Intervista a Giuseppe Mazzei, responsabile relazioni istituzionali Allianz-RAS

di Davide Colombo
In America l'attività del lobbista è regolamentata da decenni. Anzi, la legge professionale sta per essere riformata per la quarta volta. Mentre a Bruxelles, dove lavorano circa 1.400 lobbisti, ci si accredita davanti alla Commissione europea con l'iscrizione a un registro volontario. E in Italia? «Siamo ancora all'anno zero» spiega Giuseppe Mazzei, responsabile relazioni istituzionali del gruppo Allianz-RAS e presidente dell'associazione "Il Chiostro", fondata qualche mese fa per rappresentare informa ufficiale i professionisti che operano nella Capitale.

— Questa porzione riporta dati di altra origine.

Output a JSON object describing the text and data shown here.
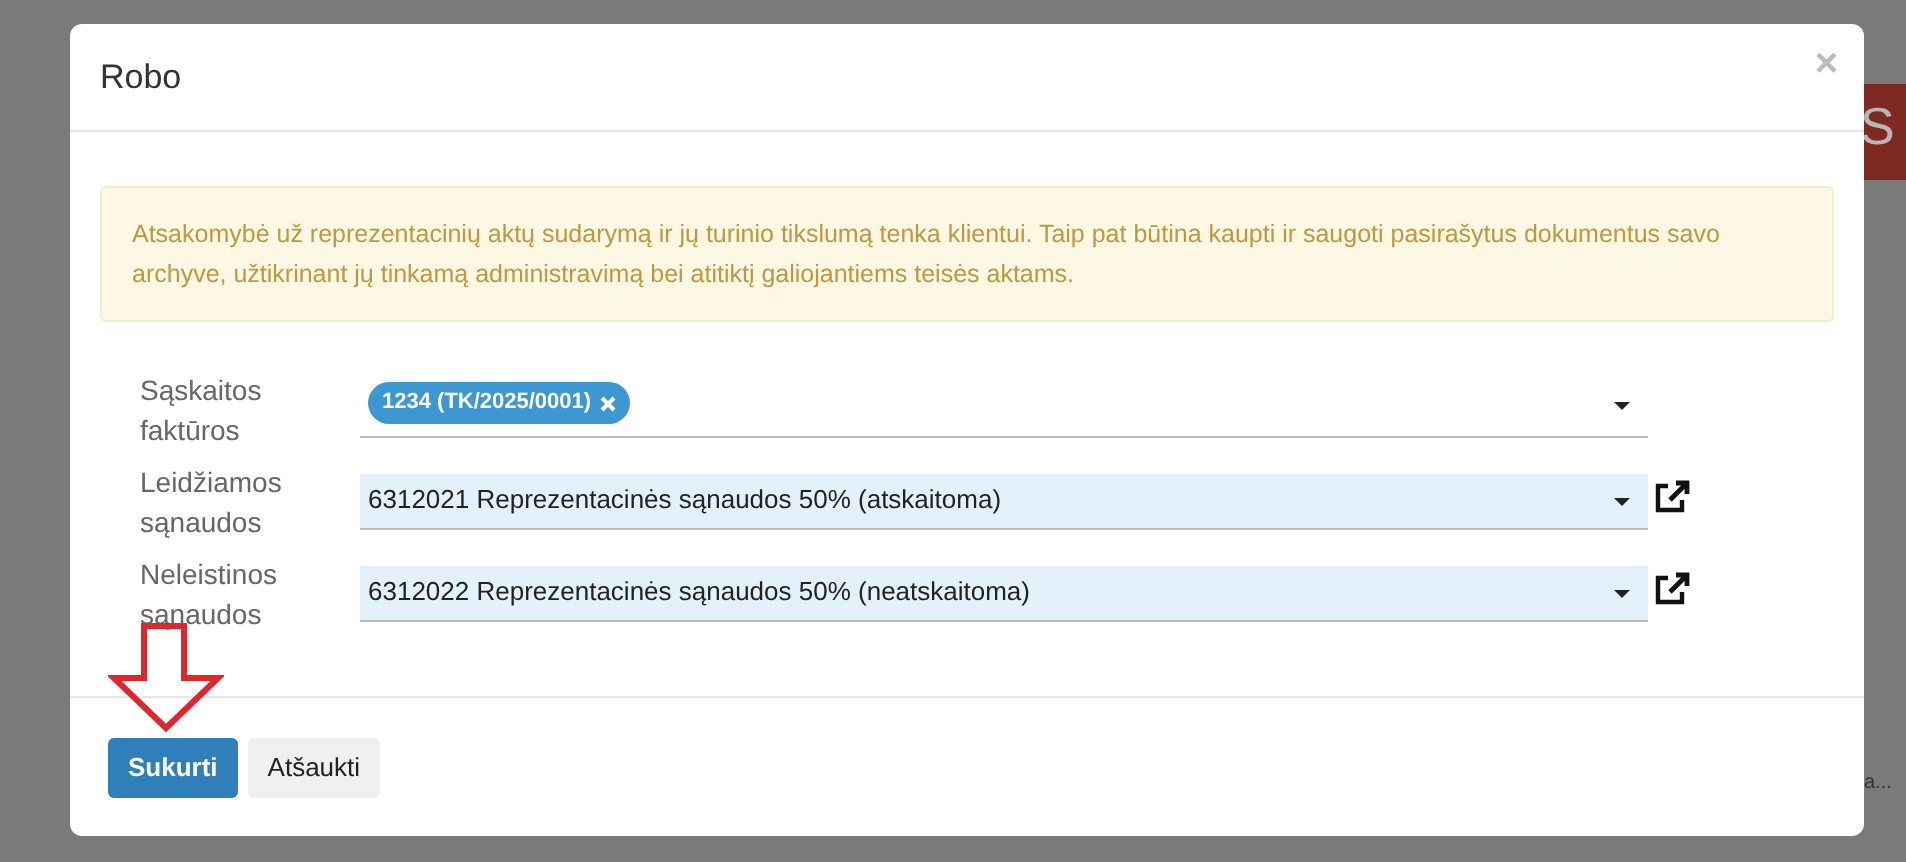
{
  "background": {
    "button_fragment": "S",
    "text_fragment": "a..."
  },
  "dialog": {
    "title": "Robo",
    "close": "×",
    "alert": "Atsakomybė už reprezentacinių aktų sudarymą ir jų turinio tikslumą tenka klientui. Taip pat būtina kaupti ir saugoti pasirašytus dokumentus savo archyve, užtikrinant jų tinkamą administravimą bei atitiktį galiojantiems teisės aktams.",
    "fields": [
      {
        "kind": "tags",
        "label": "Sąskaitos faktūros",
        "tags": [
          "1234 (TK/2025/0001)"
        ],
        "link": false
      },
      {
        "kind": "select",
        "label": "Leidžiamos sąnaudos",
        "value": "6312021 Reprezentacinės sąnaudos 50% (atskaitoma)",
        "link": true
      },
      {
        "kind": "select",
        "label": "Neleistinos sąnaudos",
        "value": "6312022 Reprezentacinės sąnaudos 50% (neatskaitoma)",
        "link": true
      }
    ],
    "buttons": [
      {
        "label": "Sukurti",
        "primary": true
      },
      {
        "label": "Atšaukti",
        "primary": false
      }
    ]
  }
}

Il disegno di legge del Governo è un obiettivo minimo per Mazzei: «Riconoscere un'identità a questi professionisti, che sono diversi da chi fa relazioni esterne, individuare una serie di decisori pubblici presso i quali l'accesso da parte del lobbista è definito come un diritto, e, ancora, istituire un registro presso il Cnel con un codice deontologico, sono tutti segnali importanti, di modernizzazione: è un piccolo tassello di quella riforma di cui tanto si parla e che dovrebbe servire per far funzionare meglio la macchina legislativa». Il problema è che, fuori dal Governo, ci sono tanti nemici della trasparenza. «Va da sé che il contesto istituzionale resti estremamente complesso - dice Mazzei - e al di là della regolamentazione della professione, è chiaro che un lobbista serio si muoverebbe con molta più agilità e serietà se non si dovesse mai più misurare con sessioni di bilancio che durano 90 giorni o leggi finanziarie da migliaia di commi». Un paio di esempi per capirci? «Seguire un provvedimento fiscale, per esempio come cambiare l'Iva intragruppo in Finanziaria, è molto più complicato rispetto a una misura contenuta nel terzo ddl sulle liberalizzazioni all'esame del Senato ».Nel primo caso il lobbista deve lavorare nella mischia, in un affastellarsi di provvedimenti eterogenei che si inseguono nei vari passaggi parlamentari «senza sapere quale sarà, alla fine, la decisione del Governo con i maxiemendamenti». Mentre nel caso delle liberalizzazioni le misure vengono seguite quasi sul nascere: «Negli staff dei ministri c'è più disponibilità all'ascolto, si comprende che legiferare al buio, senza calcolare gli effetti che una misura può produrre su interi settori industriali, è la cosa peggiore». Lobbying trasparente e buona legislazione vanno dunque di pari passo? «Se si guarda a quello che avviene in altre grandi democrazie, la risposta viene da sé».